4th gear: Ford Execs still gets pandemic bonuses

I’m not here to judge whether any Ford driver deserves a bonus after struggling to launch a handful of cars through the pandemic. I’m just here to tell you how much more they earn, via Motor News:

Ford Motor Co. ‘s top executives achieved less than a quarter of their performance targets in 2020, up from 54 percent the previous year, but the carmaker’s remuneration committee changed the criteria for in-flight bonuses to reward some leaders for their response to the pandemic.

Jim Hackett, who retired as CEO on October 1, received the biggest pandemic bonus: $ 1.26 million. His successor, Jim Farley, received $ 685,330. Executive Chairman Bill Ford – whose achievements in the company’s power of attorney submission are named as the industry leader of the year, among others Motor News – received an extra $ 405,000.

5th gear: BMW, Volvo, and others are against deep-sea mining

I do not know if the exploitation of the seabed is the biggest possible problem facing the world today, but it scares the shit out of me.
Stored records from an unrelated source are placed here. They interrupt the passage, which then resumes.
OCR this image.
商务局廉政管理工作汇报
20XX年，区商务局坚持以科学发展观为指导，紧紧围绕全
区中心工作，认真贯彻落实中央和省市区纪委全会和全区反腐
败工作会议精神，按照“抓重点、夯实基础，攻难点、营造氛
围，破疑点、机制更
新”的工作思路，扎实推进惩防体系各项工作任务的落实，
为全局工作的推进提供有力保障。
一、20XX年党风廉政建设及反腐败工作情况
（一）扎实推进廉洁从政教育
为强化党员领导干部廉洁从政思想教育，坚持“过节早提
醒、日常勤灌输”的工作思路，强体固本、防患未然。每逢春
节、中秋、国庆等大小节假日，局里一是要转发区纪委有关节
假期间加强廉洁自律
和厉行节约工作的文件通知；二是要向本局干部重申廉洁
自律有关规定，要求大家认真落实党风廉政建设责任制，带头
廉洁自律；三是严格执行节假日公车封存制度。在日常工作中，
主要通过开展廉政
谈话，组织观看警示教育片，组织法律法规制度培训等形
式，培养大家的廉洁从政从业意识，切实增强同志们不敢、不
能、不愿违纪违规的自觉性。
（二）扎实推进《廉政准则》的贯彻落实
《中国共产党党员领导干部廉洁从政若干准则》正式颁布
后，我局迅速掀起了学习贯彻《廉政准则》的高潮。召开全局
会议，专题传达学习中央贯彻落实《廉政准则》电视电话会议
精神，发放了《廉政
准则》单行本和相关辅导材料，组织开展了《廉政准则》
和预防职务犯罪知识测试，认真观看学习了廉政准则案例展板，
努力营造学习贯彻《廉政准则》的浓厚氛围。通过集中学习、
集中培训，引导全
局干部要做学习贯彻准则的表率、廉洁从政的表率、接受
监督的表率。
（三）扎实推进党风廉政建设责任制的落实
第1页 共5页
A number of companies, including BMW and Volvo, are also opposed to it, such as the BBC reports:

For years, it was only environmental groups that objected to the idea of ​​digging up metals from the deep sea, but now BMW, Volvo, Google and Samsung are giving their weight to the calls for a moratorium on the proposals. behind the deep-sea mining plans, which say the use is more sustainable in the ocean than on land. The concept, first envisioned in the 1960s, is to extract billions of potato-sized rocks called nodules from the abysses of the oceans a few kilometers deep. These nodules are rich in valuable minerals and have long been valued as the source of a new kind of gold rush that could supply the world economy for centuries.